Braving the long trip from the windswept north coast of Scotland to hot and sunny KL, Malcolm Waring was recently in town to bring in the new core range from Old Pulteney – as the 17 Year Old and 21 Year Old have been gradually phased out since last year, they are now being replaced by the 15 Year Old, 18 Year Old and a non-age statement Huddart.
The distillery veteran of 30 years still finds joy in what he does and has a great sense of humour to boot, joking that if you hold a dram of their whisky in a snifter glass to you ear, you can hear the wild winds of Wick (where the distillery is based), and also his wife calling him home. He’s seen the coming and going of Old Pulteney’s customer favourites which has been bittersweet for him, saying “It was very exciting to bring in a new range, to get involved in that and introducing that to people was fantastic. By the same token, I’ve had whiskies there since 2004 that have become a part of me…It was sad to see them [the 17 and 21 Year Old] go, but they’ve done very well for us.”
But he’s optimistic for the future, and he shares with us some of his thoughts on the new range:
Why the 15 Year Old and 18 Year Old were chosen
We’ve looked at our stock profile and flavour profile to see what we’ve got of the 15 and 18 – they’re both fundamentally different, there’s no sense in having 2 products that are essentially the same. You’ve got the Pulteney style DNA going through, but each individual component brings something different to it.
Similarities and differences to the 17 Year Old and 21 Year Old
The DNA is the same.
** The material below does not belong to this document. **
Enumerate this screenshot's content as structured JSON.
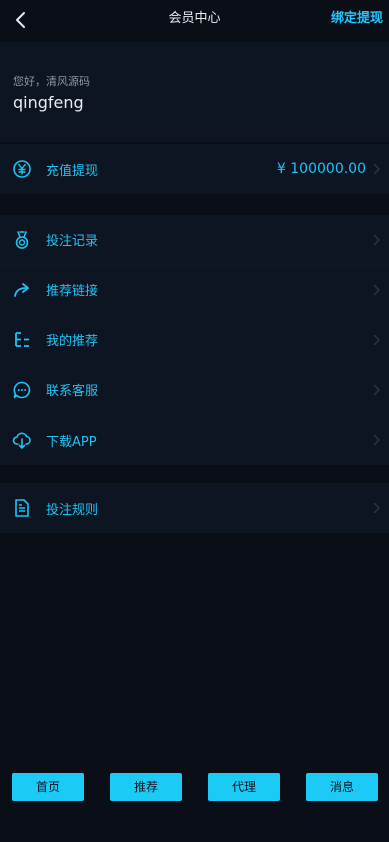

They still have the core sweet, salty, estery, floral notes to them as well, but the 15 brings a fresh spice to it, so we’ve further matured it. Both 15 and 18 started off life in American oak, as 12 did as well, but the 12 is 100% American oak. The 15 and 18 we’ve taken to a point in American, and I’ve racked them and then I further matured them in European and Spanish oak – ex-Oloroso casks. It’s the length of time in each one, and where I’ve positioned them in the warehouse. You can go into the distillery and figure out how it works very quickly, but it takes a very long time to figure out how your warehouses work – and the 15 and 18 for me is a play on the warehouse, so I’ve laid them down differently, all in the same type of cask but in different warehouses, and that really adds something different.
The 12 Year Old is one of the remaining expressions from the previous core range.
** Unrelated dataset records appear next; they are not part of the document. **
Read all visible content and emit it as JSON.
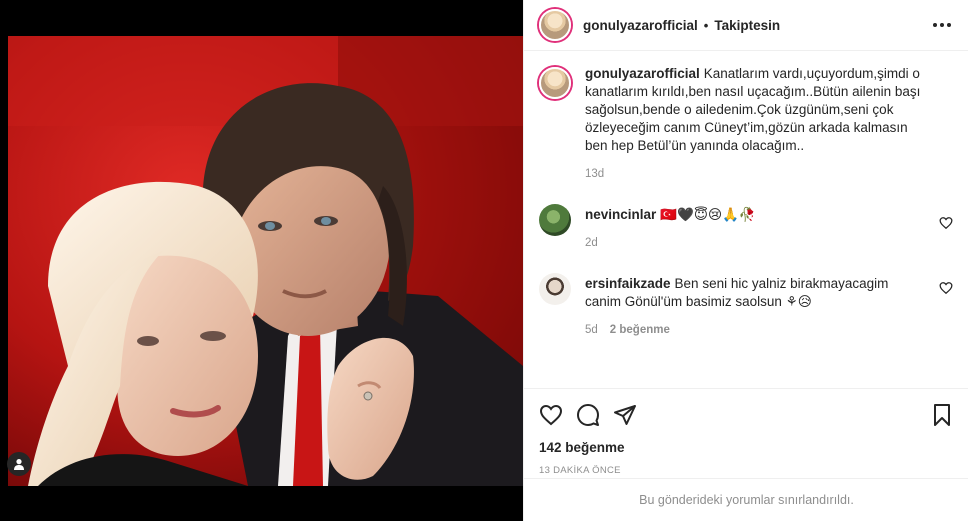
{
  "post": {
    "username": "gonulyazarofficial",
    "separator": "•",
    "follow_status": "Takiptesin"
  },
  "caption": {
    "username": "gonulyazarofficial",
    "text": "Kanatlarım vardı,uçuyordum,şimdi o kanatlarım kırıldı,ben nasıl uçacağım..Bütün ailenin başı sağolsun,bende o ailedenim.Çok üzgünüm,seni çok özleyeceğim canım Cüneyt’im,gözün arkada kalmasın ben hep Betül’ün yanında olacağım..",
    "age": "13d"
  },
  "comments": [
    {
      "username": "nevincinlar",
      "text": "🇹🇷🖤😇😢🙏🥀",
      "age": "2d",
      "likes": ""
    },
    {
      "username": "ersinfaikzade",
      "text": "Ben seni hic yalniz birakmayacagim canim Gönül'üm basimiz saolsun ⚘😥",
      "age": "5d",
      "likes": "2 beğenme"
    }
  ],
  "stats": {
    "likes": "142 beğenme",
    "posted": "13 DAKİKA ÖNCE"
  },
  "footer": {
    "notice": "Bu gönderideki yorumlar sınırlandırıldı."
  },
  "colors": {
    "story_ring": "#e0307a",
    "secondary_text": "#8e8e8e",
    "divider": "#efefef"
  }
}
Playing around with locations in the warehouse
The 18 is in warehouse number six, and that used to do the maltings. Right at the very end, where the kiln used to sit, there’s a different microflora to it – it’s like an earthy, musty spiciness, and it really nails into the 18 with that soft spicy earthiness. When the 15 was in American oak it was high up in the racks, which really intensified all the sweet, floral fruits. I’ve racked it lower down in the warehouse and I’ve split it between warehouse number four and three, and they both bring something to the party. All the warehouses started out in life as something different, and each has a different play on it.
Non-age statement whiskies
I don’t think there’s anything wrong with non-age statement whiskies. I think it gives me as a distiller an autonomy…you can bring something different, you can try different cask, different expression. Personally I think it’s a good thing for us, I think it’s a very good thing for the consumer as well, because you can try something you not normally would.